Dr Ruth Macrides (1949 – 2019)
We report with deep sadness the death on 27 April, aged 69, of Ruth Macrides, after a short illness. Ruth had been associated with the BSA since student days in the 1970s, and at the time of her death was serving on the School’s Committee for Society, Arts and Letters. In May 2018, in Athens, she delivered the annual Bader Archive Lecture, on ‘The Scottish Connection in Byzantine and Modern Greek Studies’, and is pictured here on that occasion, flanked by the BSA Director and the Archivist. This was a topic particularly dear to her heart after seven years spent as Teaching and Research Fellow in Mediaeval History at the University of St Andrews in the 1990s. Earlier this year Ruth returned to the subject for the benefit of a London audience, in a joint address to the BSA Friends and the Society for the Promotion of Byzantine Studies, on 5 March.
Born in Boston, Massachusetts, to parents of Pontian Greek extraction, Ruth studied at Columbia University, New York and gained her PhD at King’s College London, where she was supervised by Professor Donald Nicol, in 1978. Her professional career took her to the University of Frankfurt-am-Main and the Queen’s University of Belfast before St Andrews. Her full-time post in Byzantine Studies, in the Centre for Byzantine, Ottoman and Modern Greek Studies at the University of Birmingham, began in 2000. She was promoted to Reader in 2013, and was co-editor of the journal Byzantine and Modern Greek Studies from 2005.

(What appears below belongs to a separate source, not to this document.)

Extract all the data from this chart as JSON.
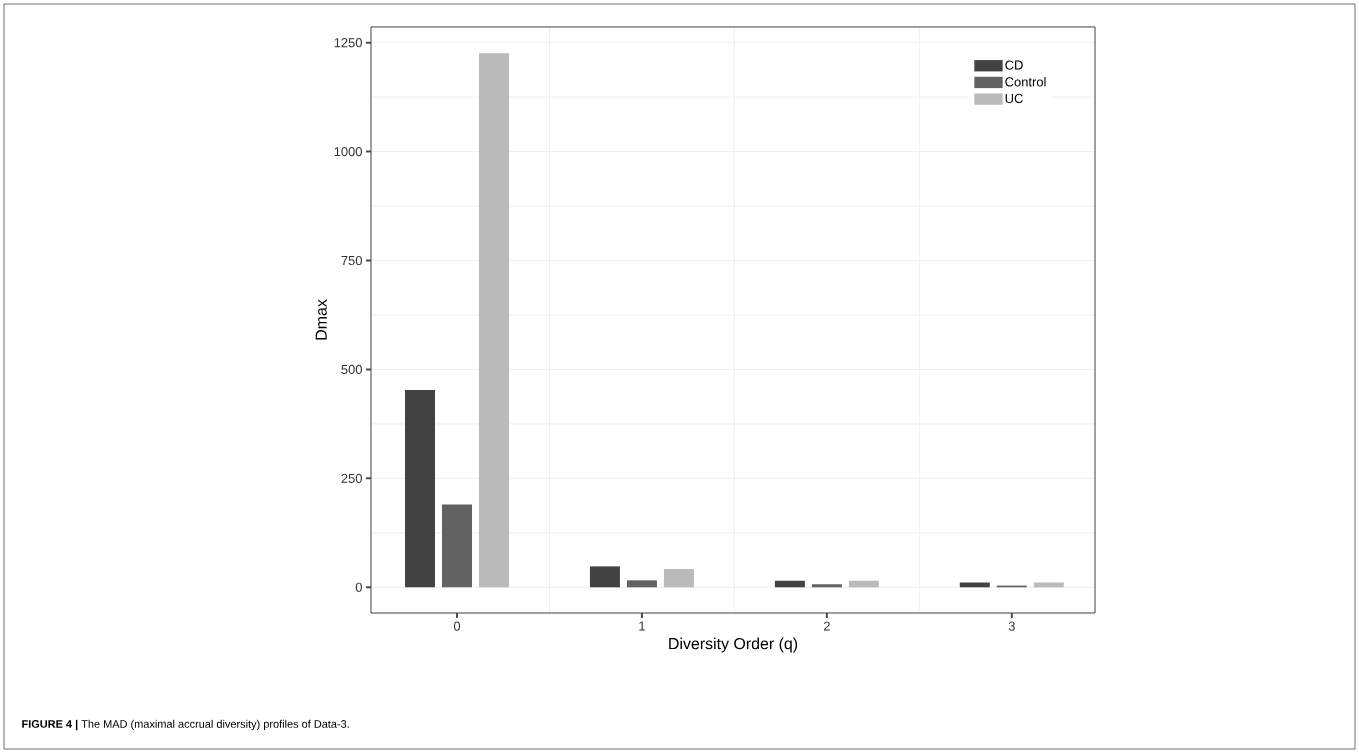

Ruth Macrides was a versatile scholar with a wide range of interests in both the history and literature of the Byantine empire. She was particularly interested in legal and social history, and had a special fondness for the Palaiologan period (13th-15th centuries). Among her many publications, her authoritative edition and translation of the History by the 13th-century Constantinopolitan author George Akropolites, published in 2007, stands out. But Ruth’s interests ranged more widely still, to encompass the reception of the Byzantine world since the 19th century, as well as many aspects of worldwide Hellenism today, to which she always felt that she belonged.